The C function given below has four arguments: r, a, and b are pointers to arrays of type uint32_t. The integer n specifies the length of these arrays (i.e. all three arrays contain the same number of elements). The return value is of type int. Can anyone could help me to understand the operation performed by this function?

No correct solution

OTHER TIPS

It is performing multi-precision addition with carry propagation. The a and b arguments are pointers to multi-precision integers with n digits each. In this case, the digits are 32-bits. The least-significant digits are in the lowest array indices.

The inputs are added, and the result is placed into the array pointed to by r (also containing n 32-bit digits). It works by adding a digit from a to a digit from b with the carry-in c, which is initialized to zero. A carry out is detected when the resulting digit is less than one of the input digits, or is equal to one of the digits when the carry-in is 1. The return value is the carry-out from the whole operation.

Imagine we are adding with base-10 digits. If we compute 9+9+0 mod 10, we get 8. Since 8 is less than 9, we infer that there must have been a carry-out. If we compute 9+9+1 modulo 10, we get 9; we infer a carry-out because the carry-in was set. If we compute 9+0+0, we get 9, but there was no carry-out because carry-in was 0.

Over each element of the loop, a temporary variable stores the sum of two corresponding elements in a and b, and adds 1 if a flag is set. Then the flag is set when the result is less than the element in a, and reset if it is greater.
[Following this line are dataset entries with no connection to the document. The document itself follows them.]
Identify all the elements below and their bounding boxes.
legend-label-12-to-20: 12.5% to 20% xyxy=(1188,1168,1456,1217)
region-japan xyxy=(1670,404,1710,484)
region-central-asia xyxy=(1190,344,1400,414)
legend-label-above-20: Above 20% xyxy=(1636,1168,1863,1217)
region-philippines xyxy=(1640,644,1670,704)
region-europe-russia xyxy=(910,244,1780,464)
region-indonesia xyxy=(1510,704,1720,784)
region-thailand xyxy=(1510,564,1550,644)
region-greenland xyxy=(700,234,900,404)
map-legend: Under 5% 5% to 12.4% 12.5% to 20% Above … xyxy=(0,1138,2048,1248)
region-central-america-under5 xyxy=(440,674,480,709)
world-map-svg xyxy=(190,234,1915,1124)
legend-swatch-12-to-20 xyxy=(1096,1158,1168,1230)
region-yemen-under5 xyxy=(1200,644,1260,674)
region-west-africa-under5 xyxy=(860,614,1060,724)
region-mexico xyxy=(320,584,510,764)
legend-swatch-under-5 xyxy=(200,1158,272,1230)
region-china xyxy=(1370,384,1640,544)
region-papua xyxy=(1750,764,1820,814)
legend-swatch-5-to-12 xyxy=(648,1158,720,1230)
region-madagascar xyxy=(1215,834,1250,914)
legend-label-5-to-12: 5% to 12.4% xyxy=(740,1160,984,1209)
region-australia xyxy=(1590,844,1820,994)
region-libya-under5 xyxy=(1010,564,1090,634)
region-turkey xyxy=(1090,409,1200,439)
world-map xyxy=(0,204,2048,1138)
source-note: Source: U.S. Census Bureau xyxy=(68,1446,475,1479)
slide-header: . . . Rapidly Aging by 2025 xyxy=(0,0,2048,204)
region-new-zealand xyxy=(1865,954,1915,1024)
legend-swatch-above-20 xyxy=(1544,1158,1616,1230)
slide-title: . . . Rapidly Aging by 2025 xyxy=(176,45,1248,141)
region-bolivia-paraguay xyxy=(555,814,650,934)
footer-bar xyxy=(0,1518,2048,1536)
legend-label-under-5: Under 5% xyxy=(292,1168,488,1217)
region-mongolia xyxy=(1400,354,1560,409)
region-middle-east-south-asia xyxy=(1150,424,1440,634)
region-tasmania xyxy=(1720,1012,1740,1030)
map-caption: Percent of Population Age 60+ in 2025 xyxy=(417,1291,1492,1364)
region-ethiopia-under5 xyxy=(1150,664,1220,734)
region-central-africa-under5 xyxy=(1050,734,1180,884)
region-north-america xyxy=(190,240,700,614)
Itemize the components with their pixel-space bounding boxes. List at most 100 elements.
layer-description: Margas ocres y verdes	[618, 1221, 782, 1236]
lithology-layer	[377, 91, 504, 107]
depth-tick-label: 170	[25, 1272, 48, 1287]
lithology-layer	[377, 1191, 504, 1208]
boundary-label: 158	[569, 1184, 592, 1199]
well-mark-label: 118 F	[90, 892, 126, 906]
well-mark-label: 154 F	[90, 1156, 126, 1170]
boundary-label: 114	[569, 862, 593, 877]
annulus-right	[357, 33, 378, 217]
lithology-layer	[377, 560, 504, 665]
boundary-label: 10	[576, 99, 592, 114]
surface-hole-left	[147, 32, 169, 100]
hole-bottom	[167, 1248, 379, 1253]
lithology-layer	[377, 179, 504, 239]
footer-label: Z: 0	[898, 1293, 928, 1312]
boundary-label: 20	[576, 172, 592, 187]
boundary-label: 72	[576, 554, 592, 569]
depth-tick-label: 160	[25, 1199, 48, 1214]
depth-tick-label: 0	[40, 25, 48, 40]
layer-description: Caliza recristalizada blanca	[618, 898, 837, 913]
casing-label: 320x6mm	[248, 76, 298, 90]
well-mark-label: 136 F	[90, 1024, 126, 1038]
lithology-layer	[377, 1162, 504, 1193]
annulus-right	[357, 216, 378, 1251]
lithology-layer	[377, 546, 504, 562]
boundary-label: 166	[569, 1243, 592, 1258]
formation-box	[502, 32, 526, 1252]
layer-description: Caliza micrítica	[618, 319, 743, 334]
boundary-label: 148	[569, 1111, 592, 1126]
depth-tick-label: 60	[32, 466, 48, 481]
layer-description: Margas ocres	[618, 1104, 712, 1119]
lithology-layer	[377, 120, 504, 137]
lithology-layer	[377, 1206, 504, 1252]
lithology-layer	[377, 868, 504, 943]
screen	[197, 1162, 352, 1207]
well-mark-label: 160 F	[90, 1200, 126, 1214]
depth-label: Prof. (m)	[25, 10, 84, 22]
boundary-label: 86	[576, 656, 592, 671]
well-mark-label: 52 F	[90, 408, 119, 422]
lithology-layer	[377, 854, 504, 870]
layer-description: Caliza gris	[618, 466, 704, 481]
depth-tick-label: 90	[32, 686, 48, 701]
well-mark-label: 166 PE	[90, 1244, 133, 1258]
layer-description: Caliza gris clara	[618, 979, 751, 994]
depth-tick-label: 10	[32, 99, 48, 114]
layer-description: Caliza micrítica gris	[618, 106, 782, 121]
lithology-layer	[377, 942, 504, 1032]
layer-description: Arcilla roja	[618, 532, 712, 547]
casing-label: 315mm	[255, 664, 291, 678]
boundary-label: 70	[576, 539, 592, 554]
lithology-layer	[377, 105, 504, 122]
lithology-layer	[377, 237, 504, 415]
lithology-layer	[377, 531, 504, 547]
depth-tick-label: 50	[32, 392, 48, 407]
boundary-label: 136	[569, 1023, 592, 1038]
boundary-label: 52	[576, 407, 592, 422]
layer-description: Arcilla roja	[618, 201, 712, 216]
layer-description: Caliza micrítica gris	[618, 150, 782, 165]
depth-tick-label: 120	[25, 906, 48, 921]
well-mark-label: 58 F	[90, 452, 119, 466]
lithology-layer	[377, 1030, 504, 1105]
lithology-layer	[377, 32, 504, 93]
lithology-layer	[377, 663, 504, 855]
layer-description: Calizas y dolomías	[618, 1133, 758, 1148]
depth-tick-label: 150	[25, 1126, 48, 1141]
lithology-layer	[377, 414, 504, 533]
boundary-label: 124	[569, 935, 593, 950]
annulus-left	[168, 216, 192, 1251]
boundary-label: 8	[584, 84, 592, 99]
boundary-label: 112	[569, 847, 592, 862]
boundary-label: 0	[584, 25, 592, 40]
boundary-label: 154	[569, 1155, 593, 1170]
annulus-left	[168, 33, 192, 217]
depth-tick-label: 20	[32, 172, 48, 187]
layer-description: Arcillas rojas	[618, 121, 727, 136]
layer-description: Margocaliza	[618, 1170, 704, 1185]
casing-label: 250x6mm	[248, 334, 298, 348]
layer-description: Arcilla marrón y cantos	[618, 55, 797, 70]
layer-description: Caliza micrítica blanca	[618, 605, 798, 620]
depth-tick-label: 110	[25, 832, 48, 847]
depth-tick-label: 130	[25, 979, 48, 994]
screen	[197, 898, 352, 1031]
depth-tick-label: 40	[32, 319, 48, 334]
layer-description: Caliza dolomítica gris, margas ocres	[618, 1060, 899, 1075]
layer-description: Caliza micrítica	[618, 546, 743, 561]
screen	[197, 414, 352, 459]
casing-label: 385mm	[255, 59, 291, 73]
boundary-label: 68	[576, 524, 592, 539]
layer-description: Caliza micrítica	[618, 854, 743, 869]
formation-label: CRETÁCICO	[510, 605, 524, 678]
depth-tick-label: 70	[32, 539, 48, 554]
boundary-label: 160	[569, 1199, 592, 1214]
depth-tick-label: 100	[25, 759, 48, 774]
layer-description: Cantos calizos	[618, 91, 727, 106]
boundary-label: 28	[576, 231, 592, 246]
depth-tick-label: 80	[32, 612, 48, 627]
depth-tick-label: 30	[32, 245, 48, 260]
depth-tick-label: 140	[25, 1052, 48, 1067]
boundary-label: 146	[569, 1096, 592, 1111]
This result is stored in a new array. Obviously, we can see that the result is less (greater) than the element in a if b[i] + c < 0 (>). However, both indices must be positive; if the sum of the three addends total less than one of them, then there's a wraparound. The variable c, therefore, holds whether the addition overflowed, and it is equivalent to carrying a 1 to the next pair of elements. Therefore, this function adds the arbitrary-precision unsigned numbers a and b (represented as little-endian arrays), copies the result to r, and returns whether an overflow exists.